We will thus proceed to sort the list of lists and printing the five highest values in a format that's easier to read

In [144]:
# Create a list that equals avg_by_hour with swapped columns.

swap_avg_by_hour = []
for item in avg_by_hour:
    # swap the values
    swap_comment_hour = [item[1], item[0]]
    swap_avg_by_hour.append(swap_comment_hour)
    
print(swap_avg_by_hour)

[[5.5777777777777775, 9], [14.741176470588234, 13], [13.440677966101696, 10], [13.233644859813085, 14], [16.796296296296298, 16], [7.985294117647059, 23], [9.41095890410959, 12], [11.46, 17], [38.5948275862069, 15], [16.009174311926607, 21], [21.525, 20], [23.810344827586206, 2], [13.20183486238532, 18], [7.796296296296297, 3], [10.08695652173913, 5], [10.8, 19], [11.383333333333333, 1], [6.746478873239437, 22], [10.25, 8], [7.170212765957447, 4], [8.127272727272727, 0], [9.022727272727273, 6], [7.852941176470588, 7], [11.051724137931034, 11]]


In [149]:
# sort the swapped averages in descending order
sorted_swap = sorted(swap_avg_by_hour, reverse=True)

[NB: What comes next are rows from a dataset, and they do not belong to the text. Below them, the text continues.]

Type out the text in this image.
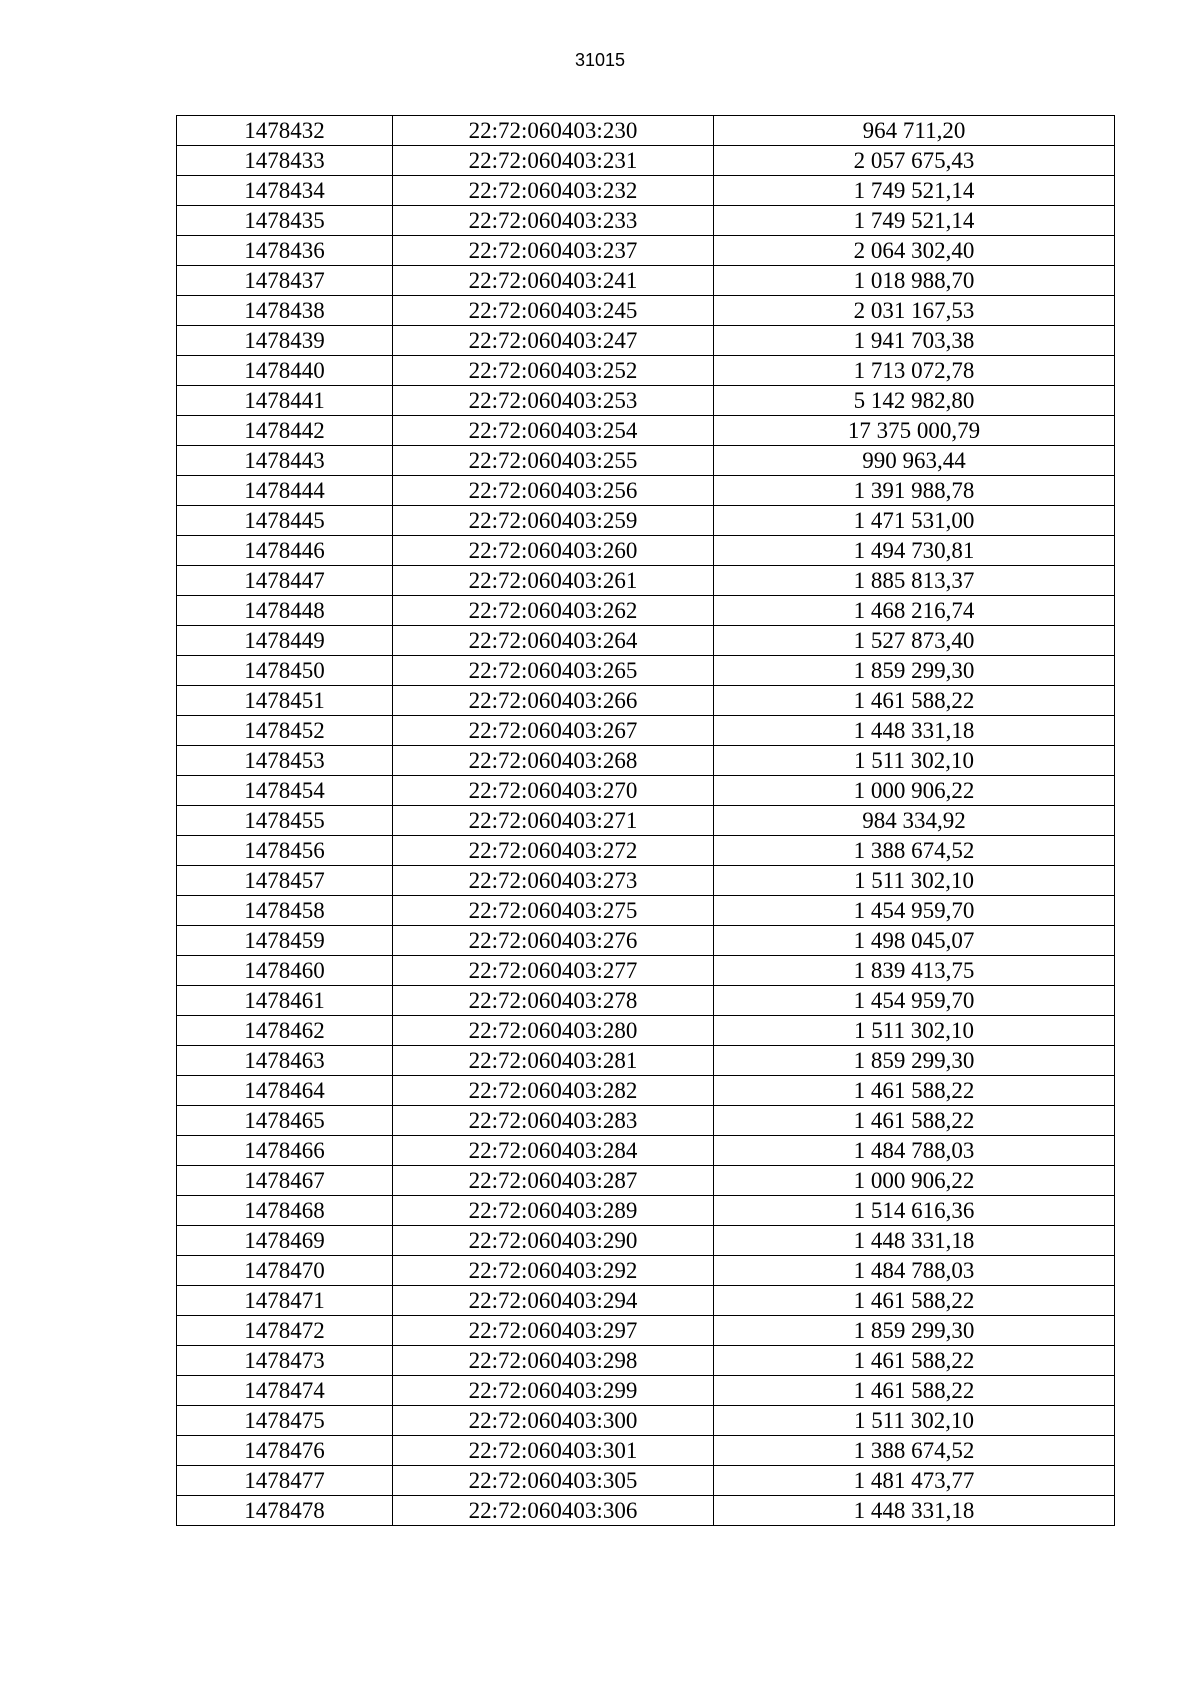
31015
1478432	22:72:060403:230	964 711,20
1478433	22:72:060403:231	2 057 675,43
1478434	22:72:060403:232	1 749 521,14
1478435	22:72:060403:233	1 749 521,14
1478436	22:72:060403:237	2 064 302,40
1478437	22:72:060403:241	1 018 988,70
1478438	22:72:060403:245	2 031 167,53
1478439	22:72:060403:247	1 941 703,38
1478440	22:72:060403:252	1 713 072,78
1478441	22:72:060403:253	5 142 982,80
1478442	22:72:060403:254	17 375 000,79
1478443	22:72:060403:255	990 963,44
1478444	22:72:060403:256	1 391 988,78
1478445	22:72:060403:259	1 471 531,00
1478446	22:72:060403:260	1 494 730,81
1478447	22:72:060403:261	1 885 813,37
1478448	22:72:060403:262	1 468 216,74
1478449	22:72:060403:264	1 527 873,40
1478450	22:72:060403:265	1 859 299,30
1478451	22:72:060403:266	1 461 588,22
1478452	22:72:060403:267	1 448 331,18
1478453	22:72:060403:268	1 511 302,10
1478454	22:72:060403:270	1 000 906,22
1478455	22:72:060403:271	984 334,92
1478456	22:72:060403:272	1 388 674,52
1478457	22:72:060403:273	1 511 302,10
1478458	22:72:060403:275	1 454 959,70
1478459	22:72:060403:276	1 498 045,07
1478460	22:72:060403:277	1 839 413,75
1478461	22:72:060403:278	1 454 959,70
1478462	22:72:060403:280	1 511 302,10
1478463	22:72:060403:281	1 859 299,30
1478464	22:72:060403:282	1 461 588,22
1478465	22:72:060403:283	1 461 588,22
1478466	22:72:060403:284	1 484 788,03
1478467	22:72:060403:287	1 000 906,22
1478468	22:72:060403:289	1 514 616,36
1478469	22:72:060403:290	1 448 331,18
1478470	22:72:060403:292	1 484 788,03
1478471	22:72:060403:294	1 461 588,22
1478472	22:72:060403:297	1 859 299,30
1478473	22:72:060403:298	1 461 588,22
1478474	22:72:060403:299	1 461 588,22
1478475	22:72:060403:300	1 511 302,10
1478476	22:72:060403:301	1 388 674,52
1478477	22:72:060403:305	1 481 473,77
1478478	22:72:060403:306	1 448 331,18
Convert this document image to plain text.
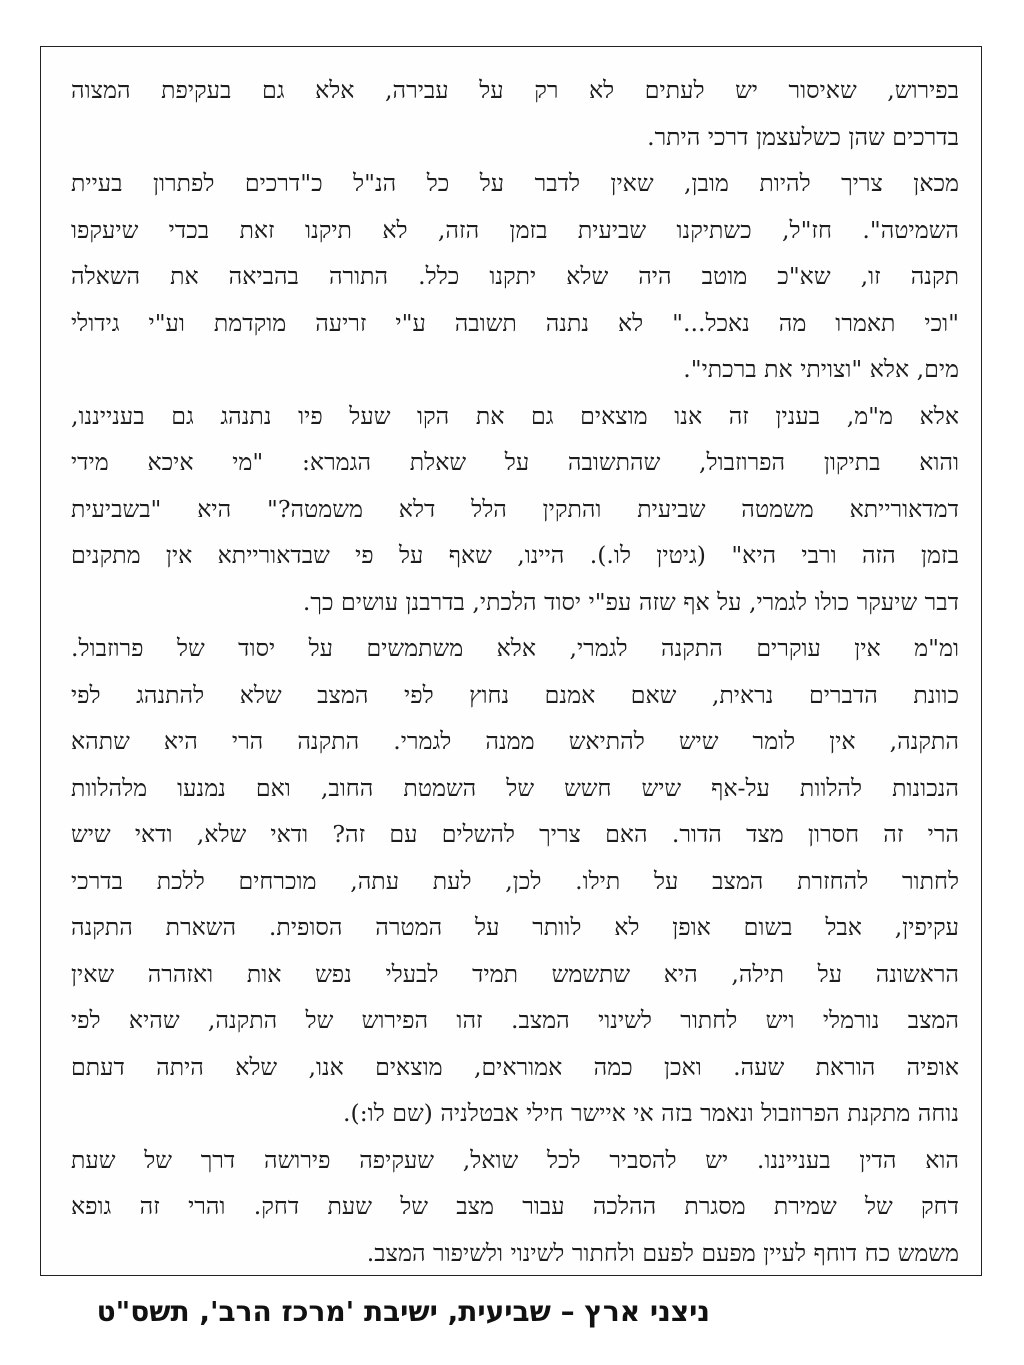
בפירוש, שאיסור יש לעתים לא רק על עבירה, אלא גם בעקיפת המצוה
בדרכים שהן כשלעצמן דרכי היתר.
מכאן צריך להיות מובן, שאין לדבר על כל הנ"ל כ"דרכים לפתרון בעיית
השמיטה". חז"ל, כשתיקנו שביעית בזמן הזה, לא תיקנו זאת בכדי שיעקפו
תקנה זו, שא"כ מוטב היה שלא יתקנו כלל. התורה בהביאה את השאלה
"וכי תאמרו מה נאכל..." לא נתנה תשובה ע"י זריעה מוקדמת וע"י גידולי
מים, אלא "וצויתי את ברכתי".
אלא מ"מ, בענין זה אנו מוצאים גם את הקו שעל פיו נתנהג גם בענייננו,
והוא בתיקון הפרוזבול, שהתשובה על שאלת הגמרא: "מי איכא מידי
דמדאורייתא משמטה שביעית והתקין הלל דלא משמטה?" היא "בשביעית
בזמן הזה ורבי היא" (גיטין לו.). היינו, שאף על פי שבדאורייתא אין מתקנים
דבר שיעקר כולו לגמרי, על אף שזה עפ"י יסוד הלכתי, בדרבנן עושים כך.
ומ"מ אין עוקרים התקנה לגמרי, אלא משתמשים על יסוד של פרוזבול.
כוונת הדברים נראית, שאם אמנם נחוץ לפי המצב שלא להתנהג לפי
התקנה, אין לומר שיש להתיאש ממנה לגמרי. התקנה הרי היא שתהא
הנכונות להלוות על-אף שיש חשש של השמטת החוב, ואם נמנעו מלהלוות
הרי זה חסרון מצד הדור. האם צריך להשלים עם זה? ודאי שלא, ודאי שיש
לחתור להחזרת המצב על תילו. לכן, לעת עתה, מוכרחים ללכת בדרכי
עקיפין, אבל בשום אופן לא לוותר על המטרה הסופית. השארת התקנה
הראשונה על תילה, היא שתשמש תמיד לבעלי נפש אות ואזהרה שאין
המצב נורמלי ויש לחתור לשינוי המצב. זהו הפירוש של התקנה, שהיא לפי
אופיה הוראת שעה. ואכן כמה אמוראים, מוצאים אנו, שלא היתה דעתם
נוחה מתקנת הפרוזבול ונאמר בזה אי איישר חילי אבטלניה (שם לו:).
הוא הדין בענייננו. יש להסביר לכל שואל, שעקיפה פירושה דרך של שעת
דחק של שמירת מסגרת ההלכה עבור מצב של שעת דחק. והרי זה גופא
משמש כח דוחף לעיין מפעם לפעם ולחתור לשינוי ולשיפור המצב.
ניצני ארץ – שביעית, ישיבת 'מרכז הרב', תשס"ט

# display top 5 hours for ASk Posts Comments
print(sorted_swap[:6])

[[38.5948275862069, 15], [23.810344827586206, 2], [21.525, 20], [16.796296296296298, 16], [16.009174311926607, 21], [14.741176470588234, 13]]


In [171]:
for item in sorted_swap[:6]:
    avg_comment = item[0]
    hour = dt.datetime.strptime(str(item[1]), "%H")
    hour_format = hour.strftime("%H:%M")
    template = "{}: {:.2f} average comments per post"
    print(template.format(hour_format, avg_comment))

15:00: 38.59 average comments per post
02:00: 23.81 average comments per post
20:00: 21.52 average comments per post
16:00: 16.80 average comments per post
21:00: 16.01 average comments per post
13:00: 14.74 average comments per post


### Conclusion
This final analysis has confirmed the assertion we made above about `3pm being the most` user engaging period with the highest average number of comments `(close to 39 comments)` per post.

This therefore implies that if you desire to get high comments, you should consider creating your post at 3pm.

Though 2am is on the top 5 most interractive hours, we realize that the `evening and night` period are very engaging and there is a high possibilty if you post during these hours, you will get many users engaged on your post.